Indeed, it is likely that anything approaching a closed form can be only achieved for $b=0,1,2,3,\dots$
Here's some additional information not provided in the answer (though touched upon in uranix's comment).
Writing the series as:
$$f(a,b)=a \sum_{n=0}^{\infty} \frac{(n+1)^b}{(n+1)!} a^n$$
We consider the ratio of successive terms and find by definition that for $b=1,2,3,4,5,\dots$ the series equals to a generalized hypergeometric function:
$$f(a,b)=a \cdot~{_{b-1} F_{b-1} } (\mathbf{2};\mathbf{1};a)$$
Where $\mathbf{2}=2,2,\ldots,2$ repeated $b-1$ times.

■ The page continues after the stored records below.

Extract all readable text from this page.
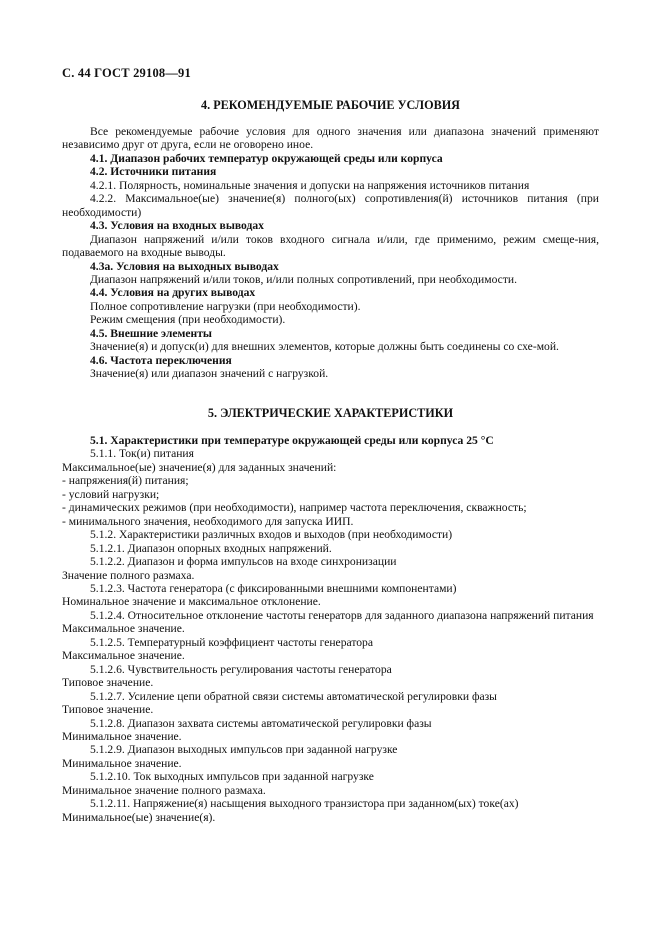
С. 44 ГОСТ 29108—91
4. РЕКОМЕНДУЕМЫЕ РАБОЧИЕ УСЛОВИЯ

Все рекомендуемые рабочие условия для одного значения или диапазона значений применяют независимо друг от друга, если не оговорено иное.

4.1. Диапазон рабочих температур окружающей среды или корпуса

4.2. Источники питания

4.2.1. Полярность, номинальные значения и допуски на напряжения источников питания

4.2.2. Максимальное(ые) значение(я) полного(ых) сопротивления(й) источников питания (при необходимости)

4.3. Условия на входных выводах

Диапазон напряжений и/или токов входного сигнала и/или, где применимо, режим смеще-ния, подаваемого на входные выводы.

4.3а. Условия на выходных выводах

Диапазон напряжений и/или токов, и/или полных сопротивлений, при необходимости.

4.4. Условия на других выводах

Полное сопротивление нагрузки (при необходимости).

Режим смещения (при необходимости).

4.5. Внешние элементы

Значение(я) и допуск(и) для внешних элементов, которые должны быть соединены со схе-мой.

4.6. Частота переключения

Значение(я) или диапазон значений с нагрузкой.

5. ЭЛЕКТРИЧЕСКИЕ ХАРАКТЕРИСТИКИ

5.1. Характеристики при температуре окружающей среды или корпуса 25 °С

5.1.1. Ток(и) питания

Максимальное(ые) значение(я) для заданных значений:

- напряжения(й) питания;

- условий нагрузки;

- динамических режимов (при необходимости), например частота переключения, скважность;

- минимального значения, необходимого для запуска ИИП.

5.1.2. Характеристики различных входов и выходов (при необходимости)

5.1.2.1. Диапазон опорных входных напряжений.

5.1.2.2. Диапазон и форма импульсов на входе синхронизации

Значение полного размаха.

5.1.2.3. Частота генератора (с фиксированными внешними компонентами)

Номинальное значение и максимальное отклонение.

5.1.2.4. Относительное отклонение частоты генераторв для заданного диапазона напряжений питания

Максимальное значение.

5.1.2.5. Температурный коэффициент частоты генератора

Максимальное значение.

5.1.2.6. Чувствительность регулирования частоты генератора

Типовое значение.

5.1.2.7. Усиление цепи обратной связи системы автоматической регулировки фазы

Типовое значение.

5.1.2.8. Диапазон захвата системы автоматической регулировки фазы

Минимальное значение.

5.1.2.9. Диапазон выходных импульсов при заданной нагрузке

Минимальное значение.

5.1.2.10. Ток выходных импульсов при заданной нагрузке

Минимальное значение полного размаха.

5.1.2.11. Напряжение(я) насыщения выходного транзистора при заданном(ых) токе(ах)

Минимальное(ые) значение(я).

Fortunately, these functions can be expressed as polynomials (which can also be directly obtained by taking derivatives as shown by uranix and Jack D'Aurizio):
$$f(a,1)=a~e^a$$
$$f(a,2)=a~e^a~(a+1)$$
$$f(a,3)=a~e^a~(a^2+3a+1)$$
$$f(a,4)=a~e^a~(a^3+6a^2+7a+1)$$
$$f(a,5)=a~e^a~(a^4+10a^3+25a^2+15a+1)$$
And so on. The coefficients are Stirling numbers of 2nd kind, and can be found in OEIS: http://oeis.org/A008278.